The Department of Health and Human Service's Division for Children, Youth and Families is responsible for distributing the grant funding this year.
Incentive grants are meant to encourage cities, towns, and counties to provide positive activities and after-school programs for children that provide an alternative to out-of-home placement, said Harrington.
In total, the state is budgeting $2.34 million in incentive grants for this year and next year. The state operates on a biennial budget, said Harrington.
The Legislature directed (DCYF) to only fund programs that received grants last year. The amount to each organization was pro-rated. The grant money would likely be mailed in mid to late October pending approval at the governor and council meeting scheduled for Oct. 7.

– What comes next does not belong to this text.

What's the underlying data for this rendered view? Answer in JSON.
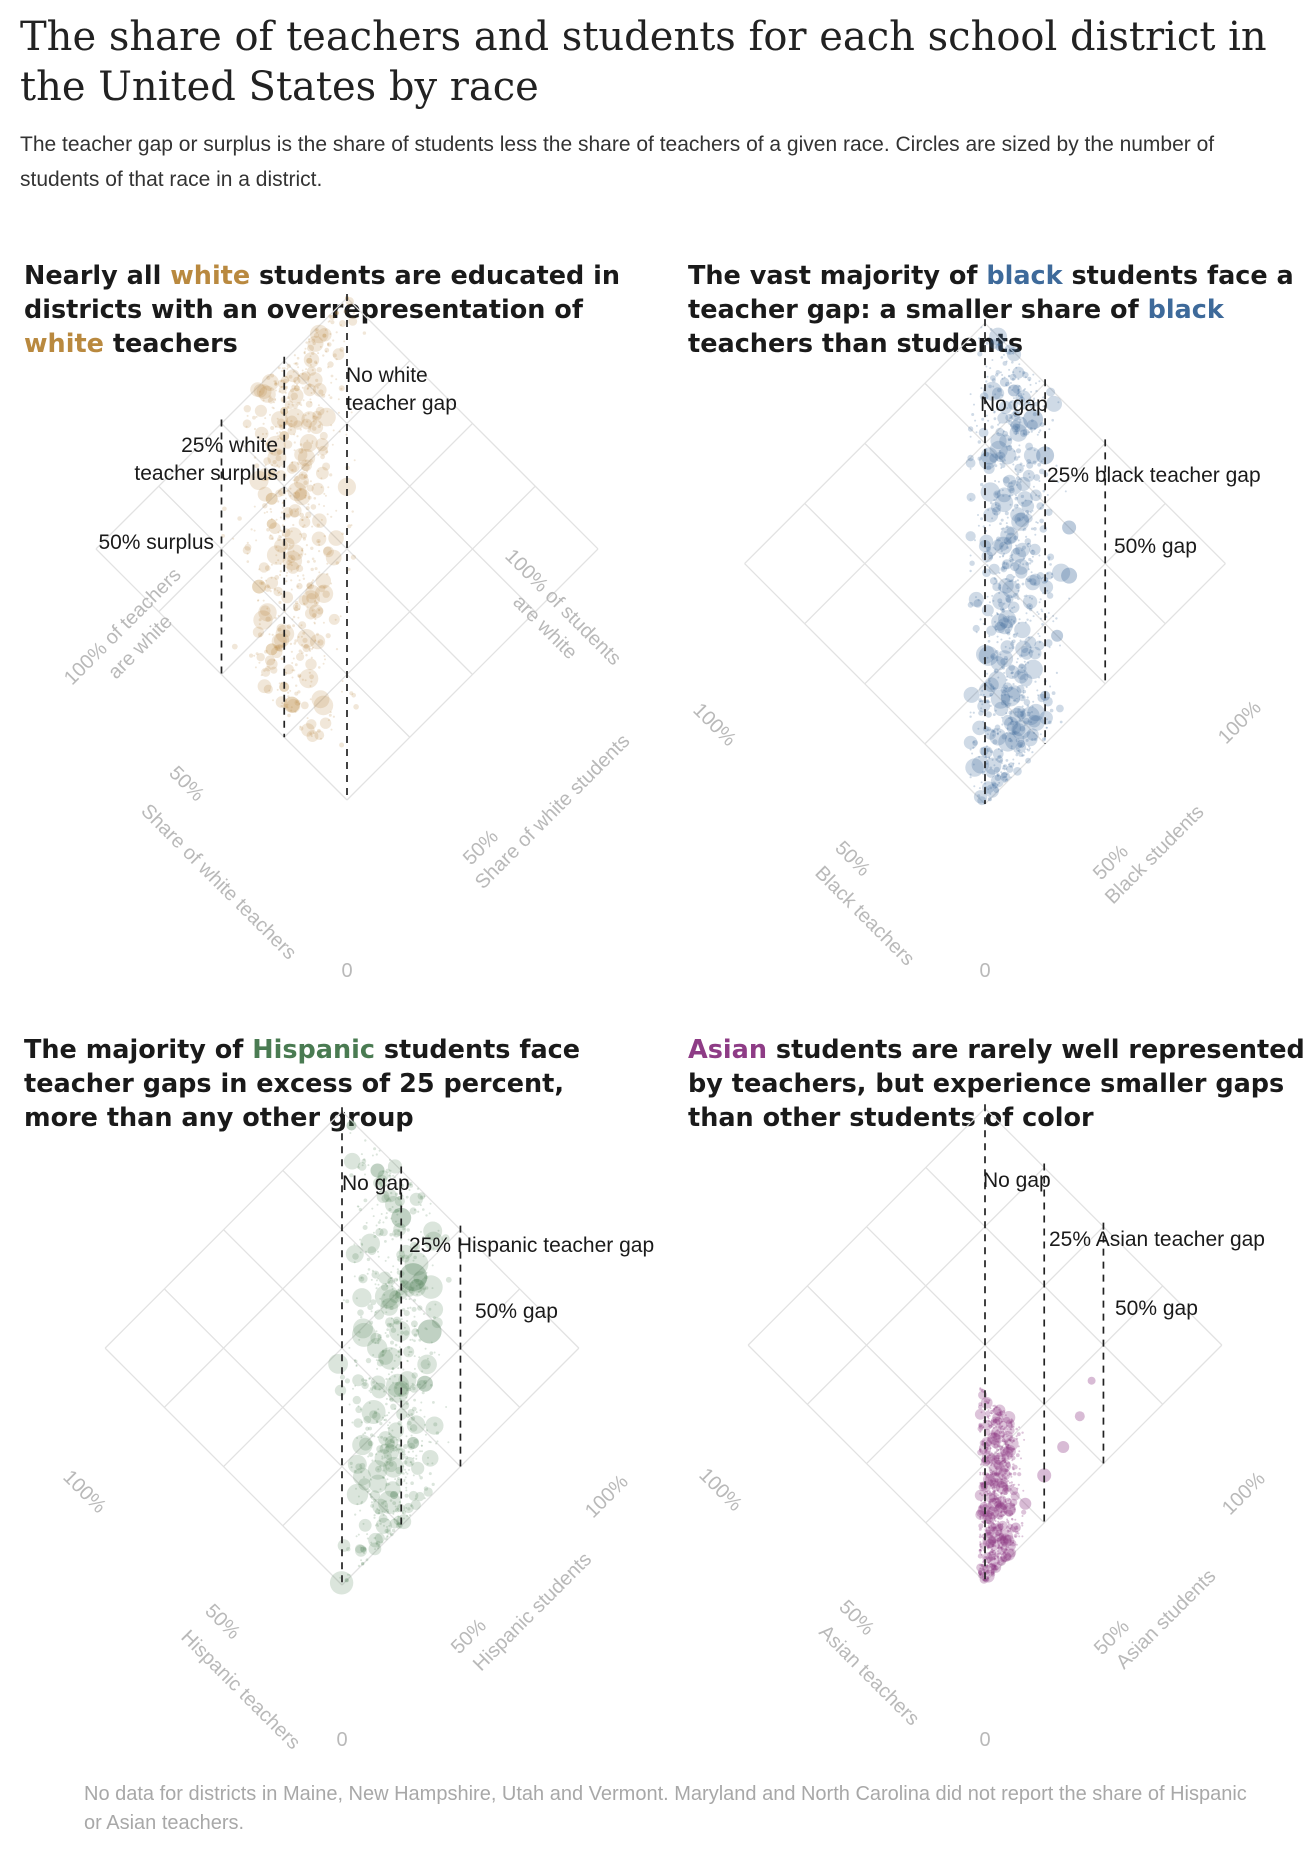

For the last few years, the Ossipee Children's Fund has received $20,000 in incentive grants to fund childcare, enrichment, recreation, and educational programming. This year, the Children's Fund is receiving $12,376, said Ossipee Children's Fund Treasurer Cecily Clark.
"We're still providing service to all that apply, but just a smaller amount," said Clark. "That makes us very unhappy. We'd like to do more."

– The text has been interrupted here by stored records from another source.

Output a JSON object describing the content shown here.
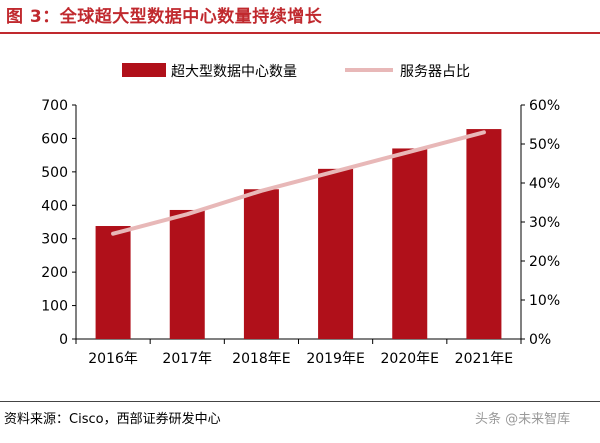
{
  "header": {
    "title": "图 3：全球超大型数据中心数量持续增长"
  },
  "footer": {
    "source": "资料来源：Cisco，西部证券研发中心",
    "watermark": "头条 @未来智库"
  },
  "chart_data": {
    "type": "bar",
    "categories": [
      "2016年",
      "2017年",
      "2018年E",
      "2019年E",
      "2020年E",
      "2021年E"
    ],
    "series": [
      {
        "name": "超大型数据中心数量",
        "type": "bar",
        "axis": "left",
        "values": [
          338,
          386,
          448,
          509,
          570,
          628
        ],
        "color": "#b0101a"
      },
      {
        "name": "服务器占比",
        "type": "line",
        "axis": "right",
        "values": [
          27,
          32,
          38,
          43,
          48,
          53
        ],
        "color": "#e8b8b8"
      }
    ],
    "yleft": {
      "min": 0,
      "max": 700,
      "step": 100,
      "ticks": [
        "0",
        "100",
        "200",
        "300",
        "400",
        "500",
        "600",
        "700"
      ]
    },
    "yright": {
      "min": 0,
      "max": 60,
      "step": 10,
      "ticks": [
        "0%",
        "10%",
        "20%",
        "30%",
        "40%",
        "50%",
        "60%"
      ]
    },
    "legend": "top",
    "grid": false
  }
}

The Ossipee Children's Fund covers Ossipee, Effingham, Freedom, and Madison. Money from the Ossipee Children's Fund helps needy families afford activities for their children such as camp, karate lessons, and dance class.
Last year the Ossipee Children's Fund made 282 awards totaling about $87,500, said President Jayne Jarvis.

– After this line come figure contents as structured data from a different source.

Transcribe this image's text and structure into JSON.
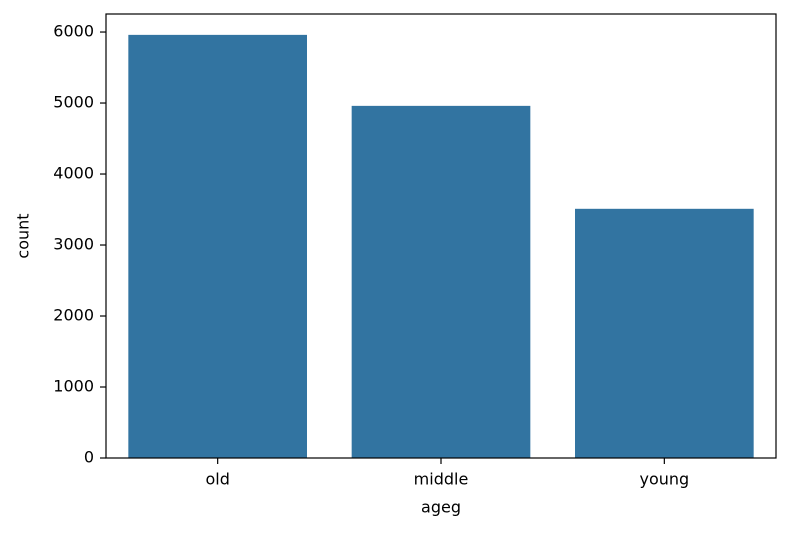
{
  "chart_data": {
    "type": "bar",
    "categories": [
      "old",
      "middle",
      "young"
    ],
    "values": [
      5960,
      4960,
      3510
    ],
    "color": "#3274a1",
    "xlabel": "ageg",
    "ylabel": "count",
    "ylim": [
      0,
      6254
    ],
    "yticks": [
      0,
      1000,
      2000,
      3000,
      4000,
      5000,
      6000
    ],
    "grid": false
  }
}
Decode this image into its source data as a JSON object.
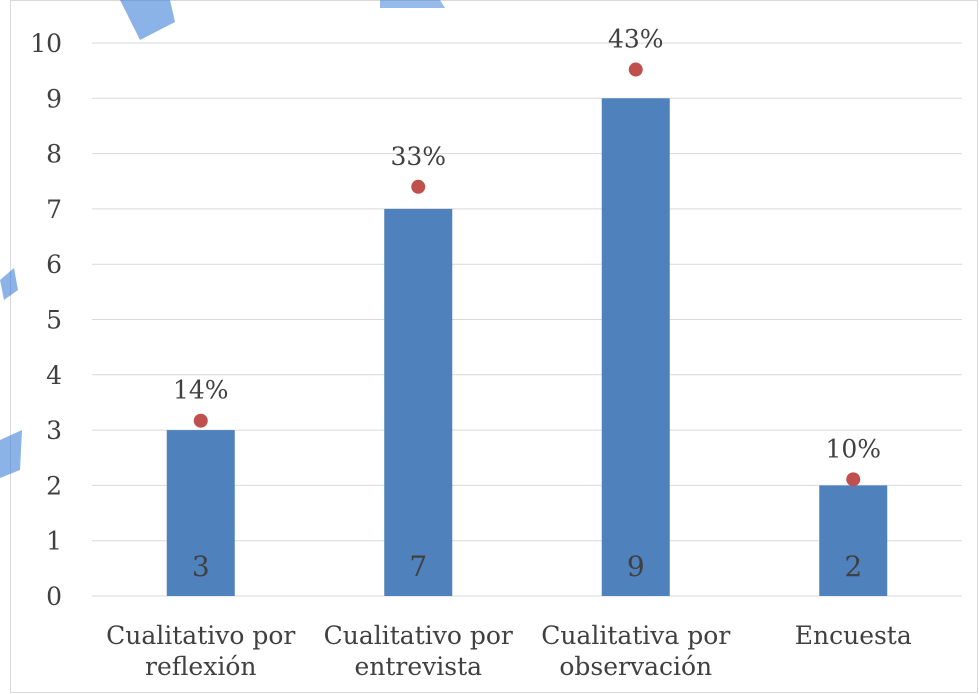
{
  "chart_data": {
    "type": "bar",
    "title": "",
    "xlabel": "",
    "ylabel": "",
    "ylim": [
      0,
      10
    ],
    "yticks": [
      0,
      1,
      2,
      3,
      4,
      5,
      6,
      7,
      8,
      9,
      10
    ],
    "categories": [
      [
        "Cualitativo por",
        "reflexión"
      ],
      [
        "Cualitativo por",
        "entrevista"
      ],
      [
        "Cualitativa por",
        "observación"
      ],
      [
        "Encuesta"
      ]
    ],
    "series": [
      {
        "values": [
          3,
          7,
          9,
          2
        ],
        "value_labels": [
          "3",
          "7",
          "9",
          "2"
        ],
        "color": "#4f81bd"
      },
      {
        "type": "scatter",
        "values": [
          3.17,
          7.4,
          9.52,
          2.11
        ],
        "value_labels": [
          "14%",
          "33%",
          "43%",
          "10%"
        ],
        "color": "#c0504d"
      }
    ],
    "grid": true,
    "legend": "none"
  },
  "colors": {
    "bar": "#4f81bd",
    "marker": "#c0504d",
    "grid": "#d9d9d9",
    "text": "#404040",
    "watermark": "#2e75d6"
  }
}
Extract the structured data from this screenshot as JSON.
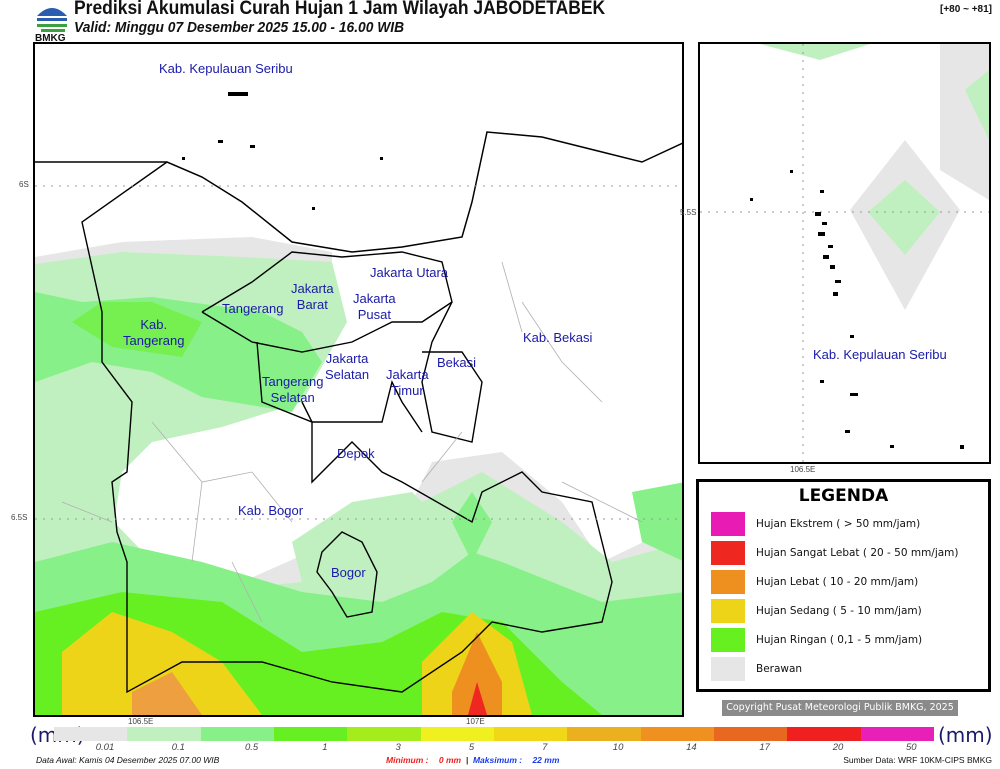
{
  "header": {
    "title": "Prediksi Akumulasi Curah Hujan 1 Jam Wilayah JABODETABEK",
    "valid": "Valid: Minggu 07 Desember 2025 15.00 - 16.00 WIB",
    "range": "[+80 ~ +81]",
    "logo_text": "BMKG"
  },
  "main_map": {
    "labels": [
      "Kab. Kepulauan Seribu",
      "Kab.\nTangerang",
      "Tangerang",
      "Jakarta\nBarat",
      "Jakarta Utara",
      "Jakarta\nPusat",
      "Jakarta\nSelatan",
      "Jakarta\nTimur",
      "Bekasi",
      "Kab. Bekasi",
      "Tangerang\nSelatan",
      "Depok",
      "Kab. Bogor",
      "Bogor"
    ],
    "ticks": {
      "lat": [
        "6S",
        "6.5S"
      ],
      "lon": [
        "106.5E",
        "107E"
      ]
    }
  },
  "inset_map": {
    "label": "Kab. Kepulauan Seribu",
    "ticks": {
      "lat": "5.5S",
      "lon": "106.5E"
    }
  },
  "legend": {
    "title": "LEGENDA",
    "items": [
      {
        "label": "Hujan Ekstrem ( > 50 mm/jam)",
        "color": "#e81cb4"
      },
      {
        "label": "Hujan Sangat Lebat ( 20 - 50 mm/jam)",
        "color": "#ee2820"
      },
      {
        "label": "Hujan Lebat ( 10 - 20 mm/jam)",
        "color": "#ee9020"
      },
      {
        "label": "Hujan Sedang ( 5 - 10 mm/jam)",
        "color": "#eed418"
      },
      {
        "label": "Hujan Ringan ( 0,1 - 5 mm/jam)",
        "color": "#66f020"
      },
      {
        "label": "Berawan",
        "color": "#e6e6e6"
      }
    ]
  },
  "copyright": "Copyright Pusat Meteorologi Publik BMKG, 2025",
  "colorbar": {
    "unit": "(mm)",
    "colors": [
      "#e6e6e6",
      "#c0f0c0",
      "#88f088",
      "#66f022",
      "#a4ec1c",
      "#f0f020",
      "#f0d818",
      "#eab020",
      "#f09020",
      "#e86820",
      "#f02020",
      "#e820b8"
    ],
    "labels": [
      "0.01",
      "0.1",
      "0.5",
      "1",
      "3",
      "5",
      "7",
      "10",
      "14",
      "17",
      "20",
      "50"
    ]
  },
  "footer": {
    "data_awal": "Data Awal: Kamis 04 Desember 2025 07.00 WIB",
    "minimum_label": "Minimum :",
    "minimum_value": "0 mm",
    "maksimum_label": "Maksimum :",
    "maksimum_value": "22 mm",
    "source": "Sumber Data: WRF 10KM-CIPS BMKG"
  }
}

"Nonprofits are having a difficult time," said Jarvis. "The loss of incentive funds makes a big difference in the number of children we can help and the level of service we can provide."
School's Out!, an after school program for Ossipee children, is receiving about $8,200 or $4,700 less than last year, said Director Jennifer Berkowitz. Last year, the program received $13,000. She had applied for the same amount this year.
Berkowitz and Clark both said their agencies will be chasing grants and seeking donations to make up for the reduction. But Berkowitz is grateful the state decided to fund the same organizations that received money last year.
"They did give us some, which is a lot better than none," said Berkowitz.
The state is also making major changes to the way grants are awarded. In previous years, Carroll County's due date for grant applications was in September. This year, the state set the due date in the spring. Several people said they had to "scramble" to get their applications in on time.
Harrington said each of New Hampshire's 10 counties had a different schedule for grant applications. In the future, the grant application process will be standardized and will follow the state's fiscal year, which runs from July 1 to June 30. Standardizing the due date should help organizations that cross county lines, said Harrington.
Another major change is county panels will not be awarding incentive grants in fiscal year 2010-2011, according to a pending rule change called He-C 6353.
Prior to 2009, each county had a selection committee that decided which organizations receive incentive grants. The following people were on Carroll County's selection committee: the county commission members, a state social worker, a local police chief, a local state representative, and a DCYF official.
The proposed rule change would replace county panel system with 12 "community-based" panels. Each community is called a catchment area, which is a region of the state serviced by a particular DHHS district office.
If the rule change passes as proposed, childcare agencies in Ossipee would report to Conway's community panel.
DHH officials would be responsible for picking the panel members in the event there is more than one nominee, according He-C 6353.
The rule change states community panel will have the following make up: A county commissioner, a municipal elected official, a grant writer, a member of a faith based organization, a supervisor from Division of Juvenile Justice Services, a supervisor from DCYF, and someone assigned from DCYC central office.
The amount of money allocated to each catchment area would be determined by a formula. Fifteen percent of the entire incentive fund budget would be equally distributed. The remaining 85 percent would be distributed based on the juvenile population of each catchment area, said Harrington.
The Joint Legislative Committee on Administrative Rules will discuss He-C 6353 during a hearing on Oct. 1.
Other agencies in Carroll County that received incentive funds last year are: Life Bridge, Moultonboro School District, Carroll County Dept. of Corrections, Carroll County Restorative Justice, Open Gym, VNA Hospice, Madison Elementary School, Copper Cannon Camp, Children Unlimited, Appalachian Mountain Teen Project, and the Ossipee Recreation Department.